Let a field $K$ of characteristic $2$, and $F/K$ an hyperelliptic curve. Then, $F$ is defined by an equation of the form : $$ Y^2+Y=w(x), \quad w(x) \in K(X)$$
My question is : My question is : Why we can take $w(x)$ such that all irreducible polynomials in the denominator of $w(x)$ occur to an odd power and $w$ is either of odd positive or of non-positive degree ?
(actually, what I don't figure out is mainly how we can take $w$ such as it is is either of odd positive or of non-positive degree)
Thank you !
Presumably the field of constants $K$ is perfect (for example a finite field of characteristic two).
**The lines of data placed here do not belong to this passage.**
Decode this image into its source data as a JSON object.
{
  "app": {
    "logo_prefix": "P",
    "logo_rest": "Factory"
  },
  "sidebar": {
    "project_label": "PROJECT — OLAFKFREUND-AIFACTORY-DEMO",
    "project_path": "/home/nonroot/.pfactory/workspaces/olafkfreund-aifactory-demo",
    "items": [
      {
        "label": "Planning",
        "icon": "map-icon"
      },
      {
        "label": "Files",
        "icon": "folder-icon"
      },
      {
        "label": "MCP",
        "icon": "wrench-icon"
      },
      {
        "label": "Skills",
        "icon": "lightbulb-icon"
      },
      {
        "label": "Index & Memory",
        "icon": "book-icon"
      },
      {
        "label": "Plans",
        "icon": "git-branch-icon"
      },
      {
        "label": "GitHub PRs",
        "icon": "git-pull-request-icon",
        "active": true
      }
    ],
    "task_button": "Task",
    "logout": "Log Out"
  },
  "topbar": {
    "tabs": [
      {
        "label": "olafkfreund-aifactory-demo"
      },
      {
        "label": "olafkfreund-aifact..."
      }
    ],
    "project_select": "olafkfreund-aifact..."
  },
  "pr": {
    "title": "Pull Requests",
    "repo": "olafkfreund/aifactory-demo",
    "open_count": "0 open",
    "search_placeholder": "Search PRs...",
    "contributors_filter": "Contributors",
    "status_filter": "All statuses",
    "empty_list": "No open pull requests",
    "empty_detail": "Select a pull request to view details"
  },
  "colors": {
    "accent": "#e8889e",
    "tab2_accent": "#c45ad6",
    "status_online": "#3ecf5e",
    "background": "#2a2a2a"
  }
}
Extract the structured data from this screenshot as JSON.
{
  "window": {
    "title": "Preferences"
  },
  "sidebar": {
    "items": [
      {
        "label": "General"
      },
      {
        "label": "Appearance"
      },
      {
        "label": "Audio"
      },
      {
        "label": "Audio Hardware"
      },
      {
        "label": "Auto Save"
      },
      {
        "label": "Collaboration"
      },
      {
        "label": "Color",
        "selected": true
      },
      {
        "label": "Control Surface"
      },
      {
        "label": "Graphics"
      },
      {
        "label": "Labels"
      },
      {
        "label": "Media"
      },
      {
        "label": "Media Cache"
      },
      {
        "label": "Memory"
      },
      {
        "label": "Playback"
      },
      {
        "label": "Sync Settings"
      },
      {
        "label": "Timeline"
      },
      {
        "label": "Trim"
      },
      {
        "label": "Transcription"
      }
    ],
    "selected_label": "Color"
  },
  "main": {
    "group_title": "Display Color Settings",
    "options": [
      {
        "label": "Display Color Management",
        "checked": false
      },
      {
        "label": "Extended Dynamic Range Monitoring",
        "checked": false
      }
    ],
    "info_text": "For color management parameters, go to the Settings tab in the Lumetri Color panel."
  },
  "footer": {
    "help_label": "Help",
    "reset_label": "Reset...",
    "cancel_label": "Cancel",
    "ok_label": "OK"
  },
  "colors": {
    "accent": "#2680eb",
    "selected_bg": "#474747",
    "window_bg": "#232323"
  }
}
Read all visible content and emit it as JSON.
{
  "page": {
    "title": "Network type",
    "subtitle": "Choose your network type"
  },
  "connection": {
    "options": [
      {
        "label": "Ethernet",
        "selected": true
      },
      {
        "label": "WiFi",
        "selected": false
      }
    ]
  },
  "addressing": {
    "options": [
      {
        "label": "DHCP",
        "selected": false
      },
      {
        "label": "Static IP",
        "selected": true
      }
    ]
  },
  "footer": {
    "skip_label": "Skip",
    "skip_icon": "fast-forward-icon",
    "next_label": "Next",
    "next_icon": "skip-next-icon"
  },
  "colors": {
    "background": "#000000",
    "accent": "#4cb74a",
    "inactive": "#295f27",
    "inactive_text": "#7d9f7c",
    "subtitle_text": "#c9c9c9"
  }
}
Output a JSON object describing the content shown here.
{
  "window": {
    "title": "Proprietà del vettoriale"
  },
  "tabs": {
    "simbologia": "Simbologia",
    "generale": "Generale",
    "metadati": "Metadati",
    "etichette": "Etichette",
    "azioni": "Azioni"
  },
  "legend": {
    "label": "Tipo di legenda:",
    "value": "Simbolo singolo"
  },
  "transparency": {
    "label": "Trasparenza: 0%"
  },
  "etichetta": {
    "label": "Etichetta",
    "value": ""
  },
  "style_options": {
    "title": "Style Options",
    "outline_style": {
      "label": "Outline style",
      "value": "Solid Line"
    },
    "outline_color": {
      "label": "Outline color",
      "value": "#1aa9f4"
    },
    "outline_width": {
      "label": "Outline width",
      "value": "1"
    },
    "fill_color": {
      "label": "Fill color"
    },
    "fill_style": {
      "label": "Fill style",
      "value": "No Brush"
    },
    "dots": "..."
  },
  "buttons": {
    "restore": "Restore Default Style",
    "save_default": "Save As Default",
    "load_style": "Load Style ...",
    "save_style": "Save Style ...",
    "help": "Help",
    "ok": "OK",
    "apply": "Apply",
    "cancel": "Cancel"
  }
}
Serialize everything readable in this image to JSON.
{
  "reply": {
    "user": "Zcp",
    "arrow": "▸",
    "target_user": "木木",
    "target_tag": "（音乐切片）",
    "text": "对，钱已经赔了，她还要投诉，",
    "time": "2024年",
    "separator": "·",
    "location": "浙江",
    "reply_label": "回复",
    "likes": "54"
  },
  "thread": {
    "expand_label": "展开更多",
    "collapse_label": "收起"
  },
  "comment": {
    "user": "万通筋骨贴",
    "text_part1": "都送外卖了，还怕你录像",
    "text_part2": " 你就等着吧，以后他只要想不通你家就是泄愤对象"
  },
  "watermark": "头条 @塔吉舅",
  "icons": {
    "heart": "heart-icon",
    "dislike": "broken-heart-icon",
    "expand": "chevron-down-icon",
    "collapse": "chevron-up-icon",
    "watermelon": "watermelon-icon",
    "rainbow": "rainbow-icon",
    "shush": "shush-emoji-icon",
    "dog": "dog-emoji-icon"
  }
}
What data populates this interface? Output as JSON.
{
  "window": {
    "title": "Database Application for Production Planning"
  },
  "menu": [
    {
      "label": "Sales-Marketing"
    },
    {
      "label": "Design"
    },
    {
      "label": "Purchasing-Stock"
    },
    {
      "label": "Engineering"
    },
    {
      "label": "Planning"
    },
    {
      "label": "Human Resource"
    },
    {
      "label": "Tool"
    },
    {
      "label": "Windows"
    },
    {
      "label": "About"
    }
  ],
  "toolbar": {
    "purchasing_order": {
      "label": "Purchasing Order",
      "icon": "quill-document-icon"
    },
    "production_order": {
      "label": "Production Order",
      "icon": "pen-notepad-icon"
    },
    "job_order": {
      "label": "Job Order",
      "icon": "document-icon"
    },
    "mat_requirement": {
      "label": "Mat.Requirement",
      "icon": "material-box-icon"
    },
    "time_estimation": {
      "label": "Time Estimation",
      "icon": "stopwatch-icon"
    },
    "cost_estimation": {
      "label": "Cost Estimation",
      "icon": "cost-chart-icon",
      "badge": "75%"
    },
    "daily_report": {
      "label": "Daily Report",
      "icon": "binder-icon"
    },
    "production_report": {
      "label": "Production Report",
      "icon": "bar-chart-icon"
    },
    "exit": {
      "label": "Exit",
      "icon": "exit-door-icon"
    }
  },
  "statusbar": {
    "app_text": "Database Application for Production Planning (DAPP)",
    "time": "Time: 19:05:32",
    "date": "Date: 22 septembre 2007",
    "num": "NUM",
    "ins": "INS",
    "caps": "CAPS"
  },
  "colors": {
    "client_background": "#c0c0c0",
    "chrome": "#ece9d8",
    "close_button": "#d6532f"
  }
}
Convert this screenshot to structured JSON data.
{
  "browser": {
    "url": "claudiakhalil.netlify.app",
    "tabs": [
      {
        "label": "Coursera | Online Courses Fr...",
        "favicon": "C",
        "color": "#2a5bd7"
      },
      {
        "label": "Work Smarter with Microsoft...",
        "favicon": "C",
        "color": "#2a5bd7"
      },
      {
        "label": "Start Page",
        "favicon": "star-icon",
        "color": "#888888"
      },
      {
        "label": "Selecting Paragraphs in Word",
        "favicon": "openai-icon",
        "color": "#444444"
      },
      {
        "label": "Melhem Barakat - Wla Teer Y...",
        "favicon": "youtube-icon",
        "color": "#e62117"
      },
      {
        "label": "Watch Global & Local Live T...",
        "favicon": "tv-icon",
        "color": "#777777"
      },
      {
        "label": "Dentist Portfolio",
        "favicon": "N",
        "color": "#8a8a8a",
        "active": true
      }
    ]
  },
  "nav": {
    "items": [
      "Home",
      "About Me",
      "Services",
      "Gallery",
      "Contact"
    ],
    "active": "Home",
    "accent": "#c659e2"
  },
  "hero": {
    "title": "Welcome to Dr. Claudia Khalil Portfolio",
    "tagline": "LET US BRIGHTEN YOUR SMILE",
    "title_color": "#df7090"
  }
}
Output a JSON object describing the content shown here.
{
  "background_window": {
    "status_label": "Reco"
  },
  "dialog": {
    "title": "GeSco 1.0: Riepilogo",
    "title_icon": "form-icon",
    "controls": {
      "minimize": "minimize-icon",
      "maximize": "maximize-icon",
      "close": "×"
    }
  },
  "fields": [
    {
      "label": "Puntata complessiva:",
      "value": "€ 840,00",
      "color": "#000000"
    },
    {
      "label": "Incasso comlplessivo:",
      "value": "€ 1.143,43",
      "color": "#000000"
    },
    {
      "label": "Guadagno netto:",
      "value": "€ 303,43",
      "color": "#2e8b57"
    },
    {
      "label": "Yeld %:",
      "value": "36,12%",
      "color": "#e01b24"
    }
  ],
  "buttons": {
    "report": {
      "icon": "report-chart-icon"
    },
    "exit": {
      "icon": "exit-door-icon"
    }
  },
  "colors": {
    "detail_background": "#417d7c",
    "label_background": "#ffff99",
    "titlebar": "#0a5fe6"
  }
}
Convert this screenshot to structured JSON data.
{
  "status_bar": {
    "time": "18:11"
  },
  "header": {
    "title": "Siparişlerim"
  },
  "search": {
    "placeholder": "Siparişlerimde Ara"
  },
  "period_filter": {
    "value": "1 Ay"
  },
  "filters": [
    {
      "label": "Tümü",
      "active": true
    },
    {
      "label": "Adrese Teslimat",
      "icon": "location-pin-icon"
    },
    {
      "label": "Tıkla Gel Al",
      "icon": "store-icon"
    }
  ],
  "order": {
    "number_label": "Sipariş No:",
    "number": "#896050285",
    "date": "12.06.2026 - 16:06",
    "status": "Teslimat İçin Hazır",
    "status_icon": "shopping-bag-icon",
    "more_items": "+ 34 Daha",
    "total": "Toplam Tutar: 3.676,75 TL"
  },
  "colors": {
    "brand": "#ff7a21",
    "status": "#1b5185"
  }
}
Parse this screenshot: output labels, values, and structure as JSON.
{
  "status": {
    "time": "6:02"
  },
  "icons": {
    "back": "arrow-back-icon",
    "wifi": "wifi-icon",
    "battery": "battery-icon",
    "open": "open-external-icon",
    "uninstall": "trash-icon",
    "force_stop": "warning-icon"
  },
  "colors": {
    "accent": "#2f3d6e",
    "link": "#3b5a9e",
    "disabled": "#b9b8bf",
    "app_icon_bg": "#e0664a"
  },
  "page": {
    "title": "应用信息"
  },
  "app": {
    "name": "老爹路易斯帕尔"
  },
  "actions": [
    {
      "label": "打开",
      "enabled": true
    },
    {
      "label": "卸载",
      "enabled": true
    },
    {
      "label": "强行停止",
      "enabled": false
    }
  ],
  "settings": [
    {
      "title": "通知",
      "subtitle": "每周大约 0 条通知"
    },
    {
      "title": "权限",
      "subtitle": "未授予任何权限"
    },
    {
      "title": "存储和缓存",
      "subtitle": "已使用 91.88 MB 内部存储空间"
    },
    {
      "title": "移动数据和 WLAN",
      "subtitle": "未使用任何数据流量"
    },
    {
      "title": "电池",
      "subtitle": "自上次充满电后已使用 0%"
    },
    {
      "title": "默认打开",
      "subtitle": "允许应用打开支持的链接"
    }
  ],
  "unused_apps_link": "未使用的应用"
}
In that case we can adjust $Y$ to meet the requirements you listed.
If $$w(X)=a_{2k}X^{2k}+\cdots + a_1X+a_0$$ is a polynomial of an even degree, then by perfectness there exists $b\in K$ such that $b^2=a_{2k}$. Substitution $\tilde{Y}=Y+bX^k$ into $$ Y^2+Y=w(X) $$ gives $$ \tilde{Y}^2+\tilde{Y}=w(X)+b^2X^{2k}+bX^k, $$ and you see that the terms of degree $2k$ cancel on the right hand side. Rinse - repeat until you are left with an odd degree polynomial.
Observe that using $\tilde{Y}$ instead of $Y$ does not change the function field of the curve (or amounts to a birational morphism).